In an accompanying editorial, the authors recommended that the GOLD guidelines stay unchanged for now and that triple therapy be reserved only for patients with severe loss of lung function and frequent exacerbations (called “group D” in the guidelines).2

“Although single-inhaler triple therapy offers simplicity in treating COPD, any potential benefit could be lost and potential undue harm induced if triple therapy is expanded to patients with GOLD groups A, B, and C,” the authors wrote.

The editorial said the trial has several strengths. It addressed the key question posed by GOLD guidelines, about when to move from a dual bronchodilator regimen to triple therapy. The trial used the same agents and doses of LAMA and LABA in the triple-therapy and comparison groups. Moreover, data on exacerbations in many of the patients who discontinued trial treatment during follow-up were included in the data analysis, which helped to lessen bias.

However, they called the results challenging to interpret. The authors wrote that the results may have been affected by who was included in the study. Since many of the trial patients were already treated with ICS and may have also had asthma, they were not the natural population to study in order to answer the question as to whether or not patients should step up from dual therapy to triple therapy.

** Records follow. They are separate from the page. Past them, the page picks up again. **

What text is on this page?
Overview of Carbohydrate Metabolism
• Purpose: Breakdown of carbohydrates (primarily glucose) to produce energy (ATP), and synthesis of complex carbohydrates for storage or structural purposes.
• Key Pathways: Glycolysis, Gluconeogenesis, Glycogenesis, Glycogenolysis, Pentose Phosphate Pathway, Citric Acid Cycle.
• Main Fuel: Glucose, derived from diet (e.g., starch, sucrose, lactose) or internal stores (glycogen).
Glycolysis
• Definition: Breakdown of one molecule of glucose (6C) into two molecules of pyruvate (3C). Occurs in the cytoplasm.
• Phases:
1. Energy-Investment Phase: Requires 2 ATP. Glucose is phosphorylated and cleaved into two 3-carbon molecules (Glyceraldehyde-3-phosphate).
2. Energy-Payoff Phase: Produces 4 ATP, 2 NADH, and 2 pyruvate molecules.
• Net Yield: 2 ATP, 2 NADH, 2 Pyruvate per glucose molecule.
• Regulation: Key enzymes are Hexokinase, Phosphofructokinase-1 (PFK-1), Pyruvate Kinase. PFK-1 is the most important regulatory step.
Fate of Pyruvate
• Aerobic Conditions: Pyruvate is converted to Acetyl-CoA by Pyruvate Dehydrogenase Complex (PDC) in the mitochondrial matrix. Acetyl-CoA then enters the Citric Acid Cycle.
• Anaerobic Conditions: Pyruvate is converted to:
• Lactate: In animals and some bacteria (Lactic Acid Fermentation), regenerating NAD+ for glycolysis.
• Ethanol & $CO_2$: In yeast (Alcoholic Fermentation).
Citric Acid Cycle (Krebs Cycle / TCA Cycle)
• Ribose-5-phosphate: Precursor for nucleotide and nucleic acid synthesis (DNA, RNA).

That may have inflated the final results of the study, the editorial's authors wrote. They recommended that until more evidence is available, clinicians should rely on the updated GOLD 2017 guidelines.

Reference

1. Lipson DA, Barnhart, F, Brealey, N, et al. Once-daily single-inhaler triple versus dual therapy in patients with COPD [published online April 18, 2018]. N Engl J Med. doi: 10.1056/NEJMoa1713901.

2. Suissa S, Drazen JM. Making sense of triple inhaled therapy for COPD [published online April 18, 2018]. N Engl J Med. doi:10.1056/NEJMe1716802.